Gerne hätte sie schon in diesem Jahr versucht, sich den Traum vom Weltmeistertitel zu erfüllen. Freudig wäre sie nach Hawaii geflogen, obwohl sie den langen Flug und das heiß-feuchte Klima im letzten Jahr ganz furchtbar fand. Doch dann kam 2010 alles ganz anders: Keinen einzigen Wettkampf hat Julia bestritten. Nie wurde sie richtig fit, immer wieder schwächten sie Infekte.

„Kaum hab’ ich mit dem Training angefangen, ging es wieder los.“ Sie tingelte von Arzt zu Arzt, doch zunächst konnte keiner helfen. „Die Ärzte glaubten, ich hätte zu viel Stress und eine Blockade im Kopf.“ Julia glaubte das nicht und suchte weiter nach der Ursache — bis ein ganzheitlich arbeitender Physiotherapeut in Nürnberg, Jörg Brenn, eine unbemerkte Zahnwurzelentzündung als Quälgeist ausmachte.

Nach einigem Zögern opferte Julia den Schneidezahn; im Juli wurde er gezogen. Seitdem fühlt sie sich fitter. Sie trainiert jetzt wieder und hat sich für die Europameisterschaften im kommenden Jahr angemeldet.

Die Angst, dass der Körper nicht mehr mitmacht, verstummt allmählich in ihr. „Zu viel Zeit zum Nachdenken“ habe sie während der Zwangspause gehabt. „Ich bin jemand, der dann viel grübelt. Und ich sehe eher das, was noch nicht geklappt hat, als das, was ich schon erreicht habe.“ Ihr neuer Freund sei da ganz anders: „Der ist verdammt optimistisch. Bei mir gibt es in dieser Hinsicht echt noch Steigerungsbedarf.“

Zeit, sich zu steigern, hat Julia noch: „Das Alter spielt beim Triathlon eine ganz große Rolle.

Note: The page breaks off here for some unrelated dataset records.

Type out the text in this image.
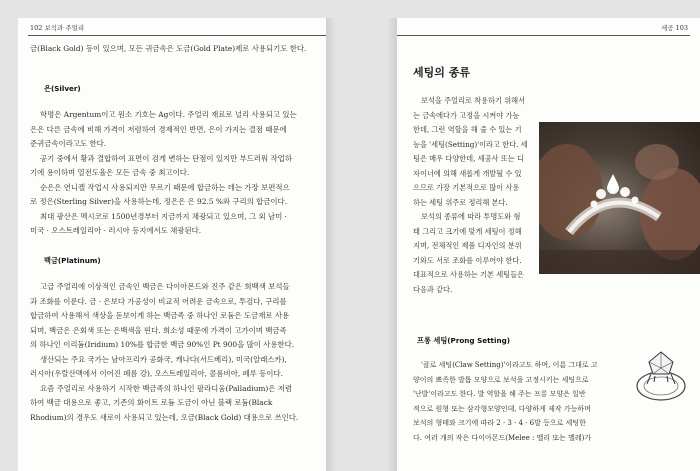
102 보석과 주얼리
금(Black Gold) 등이 있으며, 모든 귀금속은 도금(Gold Plate)제로 사용되기도 한다.
은(Silver)
학명은 Argentum이고 원소 기호는 Ag이다. 주얼리 재료로 널리 사용되고 있는
은은 다른 금속에 비해 가격이 저렴하여 경제적인 반면, 은이 가지는 결점 때문에
준귀금속이라고도 한다.
공기 중에서 황과 결합하여 표면이 검게 변하는 단점이 있지만 부드러워 작업하
기에 용이하며 열전도율은 모든 금속 중 최고이다.
순은은 연니켈 작업시 사용되지만 무르기 때문에 합금하는 데는 가장 보편적으
로 정은(Sterling Silver)을 사용하는데, 정은은 은 92.5 %와 구리의 합금이다.
최대 광산은 멕시코로 1500년경부터 지금까지 채광되고 있으며, 그 외 남미 ·
미국 · 오스트레일리아 · 러시아 등지에서도 채광된다.
백금(Platinum)
고급 주얼리에 이상적인 금속인 백금은 다이아몬드와 진주 같은 희백색 보석들
과 조화를 이룬다. 금 · 은보다 가공성이 비교적 어려운 금속으로, 투검다, 구리를
합금하여 사용해서 색상을 돋보이게 하는 백금족 중 하나인 로듐은 도금재로 사용
되며, 백금은 은회색 또는 은백색을 띤다. 희소성 때문에 가격이 고가이며 백금족
의 하나인 이리듐(Iridium) 10%를 합금한 백금 90%인 Pt 900을 많이 사용한다.
생산되는 주요 국가는 남아프리카 공화국, 캐나다(서드베리), 미국(알래스카),
러시아(우랄산맥에서 이어진 페름 강), 오스트레일리아, 콜롬비아, 페루 등이다.
요즘 주얼리로 사용하기 시작한 백금족의 하나인 팔라디움(Palladium)은 저렴
하여 백금 대용으로 좋고, 기존의 화이트 로듐 도금이 아닌 블랙 로듐(Black
Rhodium)의 경우도 새로이 사용되고 있는데, 오금(Black Gold) 대용으로 쓰인다.
세공 103
세팅의 종류
보석을 주얼리로 착용하기 위해서
는 금속에다가 고정을 시켜야 가능
한데, 그런 역할을 해 줄 수 있는 기
능을 '세팅(Setting)'이라고 한다. 세
팅은 매우 다양한데, 세공사 또는 디
자이너에 의해 새롭게 개발될 수 있
으므로 가장 기본적으로 많이 사용
하는 세팅 위주로 정리해 본다.
보석의 종류에 따라 투명도와 형
태 그리고 크기에 맞게 세팅이 정해
지며, 전체적인 제품 디자인의 분위
기와도 서로 조화를 이루어야 한다.
대표적으로 사용하는 기본 세팅들은
다음과 같다.
프롱 세팅(Prong Setting)
'클로 세팅(Claw Setting)'이라고도 하며, 이름 그대로 고
양이의 뾰족한 발톱 모양으로 보석을 고정시키는 세팅으로
'난발'이라고도 한다. 발 역할을 해 주는 프롱 모양은 일반
적으로 원형 또는 삼각형모양인데, 다양하게 제작 가능하며
보석의 형태와 크기에 따라 2 · 3 · 4 · 6발 등으로 세팅한
다. 여러 개의 작은 다이아몬드(Melee : 멜리 또는 멜레)가
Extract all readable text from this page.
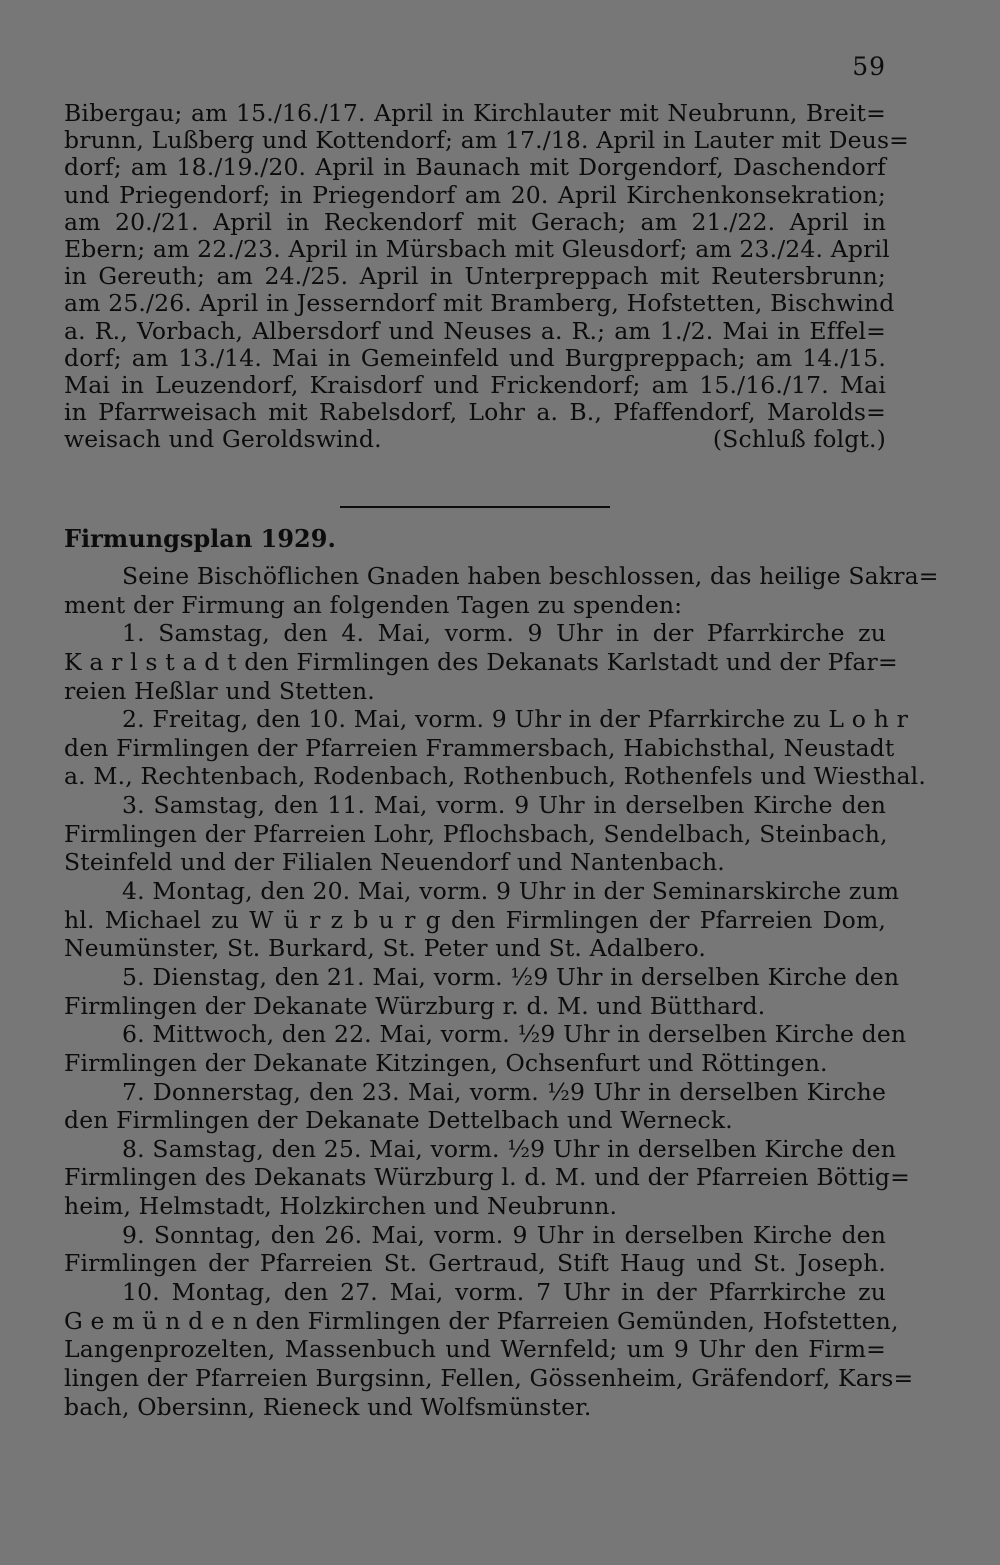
59
Bibergau; am 15./16./17. April in Kirchlauter mit Neubrunn, Breit=
brunn, Lußberg und Kottendorf; am 17./18. April in Lauter mit Deus=
dorf; am 18./19./20. April in Baunach mit Dorgendorf, Daschendorf
und Priegendorf; in Priegendorf am 20. April Kirchenkonsekration;
am 20./21. April in Reckendorf mit Gerach; am 21./22. April in
Ebern; am 22./23. April in Mürsbach mit Gleusdorf; am 23./24. April
in Gereuth; am 24./25. April in Unterpreppach mit Reutersbrunn;
am 25./26. April in Jesserndorf mit Bramberg, Hofstetten, Bischwind
a. R., Vorbach, Albersdorf und Neuses a. R.; am 1./2. Mai in Effel=
dorf; am 13./14. Mai in Gemeinfeld und Burgpreppach; am 14./15.
Mai in Leuzendorf, Kraisdorf und Frickendorf; am 15./16./17. Mai
in Pfarrweisach mit Rabelsdorf, Lohr a. B., Pfaffendorf, Marolds=
weisach und Geroldswind.	(Schluß folgt.)
Firmungsplan 1929.
Seine Bischöflichen Gnaden haben beschlossen, das heilige Sakra=
ment der Firmung an folgenden Tagen zu spenden:
1. Samstag, den 4. Mai, vorm. 9 Uhr in der Pfarrkirche zu
K a r l s t a d t den Firmlingen des Dekanats Karlstadt und der Pfar=
reien Heßlar und Stetten.
2. Freitag, den 10. Mai, vorm. 9 Uhr in der Pfarrkirche zu L o h r
den Firmlingen der Pfarreien Frammersbach, Habichsthal, Neustadt
a. M., Rechtenbach, Rodenbach, Rothenbuch, Rothenfels und Wiesthal.
3. Samstag, den 11. Mai, vorm. 9 Uhr in derselben Kirche den
Firmlingen der Pfarreien Lohr, Pflochsbach, Sendelbach, Steinbach,
Steinfeld und der Filialen Neuendorf und Nantenbach.
4. Montag, den 20. Mai, vorm. 9 Uhr in der Seminarskirche zum
hl. Michael zu W ü r z b u r g den Firmlingen der Pfarreien Dom,
Neumünster, St. Burkard, St. Peter und St. Adalbero.
5. Dienstag, den 21. Mai, vorm. ½9 Uhr in derselben Kirche den
Firmlingen der Dekanate Würzburg r. d. M. und Bütthard.
6. Mittwoch, den 22. Mai, vorm. ½9 Uhr in derselben Kirche den
Firmlingen der Dekanate Kitzingen, Ochsenfurt und Röttingen.
7. Donnerstag, den 23. Mai, vorm. ½9 Uhr in derselben Kirche
den Firmlingen der Dekanate Dettelbach und Werneck.
8. Samstag, den 25. Mai, vorm. ½9 Uhr in derselben Kirche den
Firmlingen des Dekanats Würzburg l. d. M. und der Pfarreien Böttig=
heim, Helmstadt, Holzkirchen und Neubrunn.
9. Sonntag, den 26. Mai, vorm. 9 Uhr in derselben Kirche den
Firmlingen der Pfarreien St. Gertraud, Stift Haug und St. Joseph.
10. Montag, den 27. Mai, vorm. 7 Uhr in der Pfarrkirche zu
G e m ü n d e n den Firmlingen der Pfarreien Gemünden, Hofstetten,
Langenprozelten, Massenbuch und Wernfeld; um 9 Uhr den Firm=
lingen der Pfarreien Burgsinn, Fellen, Gössenheim, Gräfendorf, Kars=
bach, Obersinn, Rieneck und Wolfsmünster.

Du bist besser, wenn du älter bist. Mit Mitte 30 sind Frauen am stärksten.“ Mitte 30 ist Julia in zehn Jahren. Wie ihr Leben dann aussehen wird, weiß sie allerdings so wenig wie ihre Freundinnen. „Ich weiß ja nicht, was für Potenzial in mir steckt, wo die Grenzen sind.“ Genau das versucht sie herauszufinden, wenn die Nachbarn sie vom Fahrradsattel springen und losspurten sehen.